Quantos dias por pavimento o andaime consome com montagem e desmontagem?

Em média, o ciclo completo de desmontagem, transporte, remontagem e inspeção consome de 2,5 a 3,5 dias por pavimento. A variação depende da área de fachada e do tamanho da equipe de montagem.

Plataforma elevatória elimina totalmente o tempo de montagem?

Praticamente sim. O tempo de setup de uma plataforma tesoura ou articulada é de 15 a 30 minutos.

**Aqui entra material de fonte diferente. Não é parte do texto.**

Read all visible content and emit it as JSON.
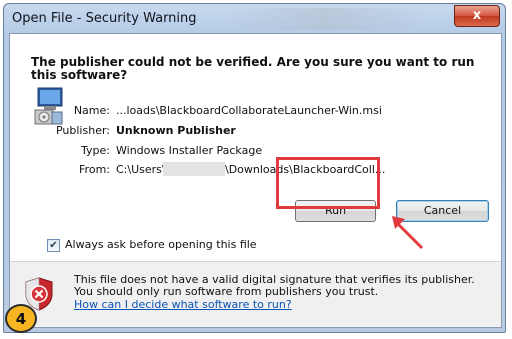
{
  "window": {
    "title": "Open File - Security Warning",
    "close_glyph": "x"
  },
  "dialog": {
    "heading": "The publisher could not be verified.  Are you sure you want to run this software?",
    "file_icon": "installer-package-icon",
    "details": [
      {
        "label": "Name:",
        "value": "...loads\\BlackboardCollaborateLauncher-Win.msi",
        "bold": false
      },
      {
        "label": "Publisher:",
        "value": "Unknown Publisher",
        "bold": true
      },
      {
        "label": "Type:",
        "value": "Windows Installer Package",
        "bold": false
      },
      {
        "label": "From:",
        "value_prefix": "C:\\Users\\",
        "value_suffix": "\\Downloads\\BlackboardColl...",
        "bold": false
      }
    ],
    "buttons": {
      "run": "Run",
      "cancel": "Cancel"
    },
    "checkbox": {
      "label": "Always ask before opening this file",
      "checked": true
    },
    "warning": {
      "icon": "security-shield-icon",
      "text": "This file does not have a valid digital signature that verifies its publisher.  You should only run software from publishers you trust.",
      "link": "How can I decide what software to run?"
    }
  },
  "annotation": {
    "step_number": "4",
    "highlight_color": "#e0393e",
    "badge_color": "#f7b521"
  }
}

Ela chega ao canteiro pronta para operar, sem necessidade de montagem estrutural.

Em quais situações o andaime ainda é a melhor escolha?

Quando o serviço é contínuo no mesmo nível por semanas, quando o piso não suporta o peso da plataforma, ou quando a altura não passa de 6 metros com acesso simples.

A multa por atraso de obra cobre o custo de alugar plataforma?

Na maioria dos contratos, um único dia de multa (0,5% a 2% do valor da obra) já paga mais de um mês de locação de plataforma tesoura. Em obra de R$ 2 milhões, a conta é direta: R$ 10 mil a R$ 40 mil por dia de multa, contra R$ 2.800 a R$ 4.000 por mês de locação.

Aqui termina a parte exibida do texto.